Временами ни с того ни с сего начинает тарахтеть оконная рама, звякнет ложка в стакане, потом сверчком под койкой запиликает плинтус, потом звуки эти разом исчезнут, и каюта примется уютно поскрипывать, словно качаемая сонной рукой люлька. Это капитан, сокращая путь, пошел воложкой, и большому судну мало воды. Винты выгребают ее всю, за кормой бурун, похожий на водопад. От буруна расходятся и катят к берегам две такие волны, как будто теплоход двумя гигантскими канатами тащит за собой всю воложку.

А бывают еще более странные вещи: вдруг среди ночи над самым ухом зарокочет телега. Выглянешь — на палубе горят стояночные огни. Перед окном торчит спасательный круг с пятизначным номером какой-нибудь пристанёшки. За пристанёшкой по черному склону горы катится рокот колес. Телега то появится в желтом пятне света под фонарем, то сгинет — только и успеваешь заметить белую косынку у женщины на голове да пса позади телеги.

Когда раздастся последний свисток, телега остановится под очередным фонарем. Женщина в белой косынке обернется к реке темным пятном лица. Пес тоже обернется, поджав хвост, и будет глядеть на уходящий теплоход.

Когда палуба немного отодвинется от пристани, под ее карнизом обнаружится метровыми буквами выведенное название, какое-нибудь Фокино или Разнежье.

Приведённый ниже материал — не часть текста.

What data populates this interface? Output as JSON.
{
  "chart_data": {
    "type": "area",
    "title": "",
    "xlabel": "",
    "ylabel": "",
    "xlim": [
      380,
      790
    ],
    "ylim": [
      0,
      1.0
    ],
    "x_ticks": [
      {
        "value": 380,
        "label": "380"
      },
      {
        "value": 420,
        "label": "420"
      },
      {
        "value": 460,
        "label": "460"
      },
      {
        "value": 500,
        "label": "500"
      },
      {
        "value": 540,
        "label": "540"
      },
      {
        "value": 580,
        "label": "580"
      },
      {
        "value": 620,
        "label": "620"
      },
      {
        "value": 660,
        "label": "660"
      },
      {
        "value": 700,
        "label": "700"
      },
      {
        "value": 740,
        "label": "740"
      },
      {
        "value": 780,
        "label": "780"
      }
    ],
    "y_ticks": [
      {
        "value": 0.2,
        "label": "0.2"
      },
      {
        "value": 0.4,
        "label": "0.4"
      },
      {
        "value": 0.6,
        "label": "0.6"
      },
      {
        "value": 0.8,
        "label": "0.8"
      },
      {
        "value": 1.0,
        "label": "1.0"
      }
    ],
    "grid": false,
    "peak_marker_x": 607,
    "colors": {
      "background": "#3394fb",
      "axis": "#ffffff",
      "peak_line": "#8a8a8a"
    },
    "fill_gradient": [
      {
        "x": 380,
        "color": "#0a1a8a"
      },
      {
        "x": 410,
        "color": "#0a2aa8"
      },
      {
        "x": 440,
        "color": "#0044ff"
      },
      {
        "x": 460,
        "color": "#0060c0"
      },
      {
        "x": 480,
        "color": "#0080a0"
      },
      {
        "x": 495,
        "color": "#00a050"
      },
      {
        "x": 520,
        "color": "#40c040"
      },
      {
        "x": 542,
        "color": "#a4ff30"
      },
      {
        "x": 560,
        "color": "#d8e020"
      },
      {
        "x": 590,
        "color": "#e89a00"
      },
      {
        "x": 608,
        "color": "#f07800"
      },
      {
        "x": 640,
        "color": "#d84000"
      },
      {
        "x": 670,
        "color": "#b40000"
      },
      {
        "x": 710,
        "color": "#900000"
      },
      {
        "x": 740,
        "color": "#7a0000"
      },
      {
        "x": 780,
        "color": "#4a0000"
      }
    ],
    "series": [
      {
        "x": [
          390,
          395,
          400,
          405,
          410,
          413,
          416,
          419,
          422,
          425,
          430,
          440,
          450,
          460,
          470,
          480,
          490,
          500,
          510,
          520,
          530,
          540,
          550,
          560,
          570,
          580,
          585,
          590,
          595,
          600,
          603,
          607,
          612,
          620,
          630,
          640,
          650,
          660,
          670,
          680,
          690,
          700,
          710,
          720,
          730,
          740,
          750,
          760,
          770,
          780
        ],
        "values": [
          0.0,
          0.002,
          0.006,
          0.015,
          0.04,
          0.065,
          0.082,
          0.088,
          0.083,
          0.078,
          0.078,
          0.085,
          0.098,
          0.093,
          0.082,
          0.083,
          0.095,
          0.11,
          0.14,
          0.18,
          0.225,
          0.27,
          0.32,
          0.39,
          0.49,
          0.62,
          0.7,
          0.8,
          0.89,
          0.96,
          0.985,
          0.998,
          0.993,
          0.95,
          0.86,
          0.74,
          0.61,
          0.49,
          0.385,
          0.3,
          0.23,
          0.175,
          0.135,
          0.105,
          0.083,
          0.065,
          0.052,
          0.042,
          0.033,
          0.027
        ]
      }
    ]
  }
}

Рядом с пристанью, на скупо освещенном бугорке, отчаянно мотается тонкое деревце, а на реке ветра нет, только дождь, только плеск воды — тихий и ровный, как дыхание. И снова до берега не дотянешься глазом.

Долгая, трудная тянется ночь.

Сквозь пол каюты слышно: кашляет кто-то или вдруг пронзительно и чисто заголосит ребенок. Как ни ругается боцман, все равно не спускаются в трюм пассажиры четвертого класса. Сидят, лежат в проходах нижней палубы, среди чугунных чурок, мешков, бочек. Боится проспать свою пристань человек, да и неохота ему тащить тяжелые вещи вниз, а потом снизу наверх — не надо ему ни нар, ни тюфяка — оставь его только в покое, боцман!

Так и идет теплоход по доброй, большущей, бессонной реке — по самой длинной и самой широкой дороге России.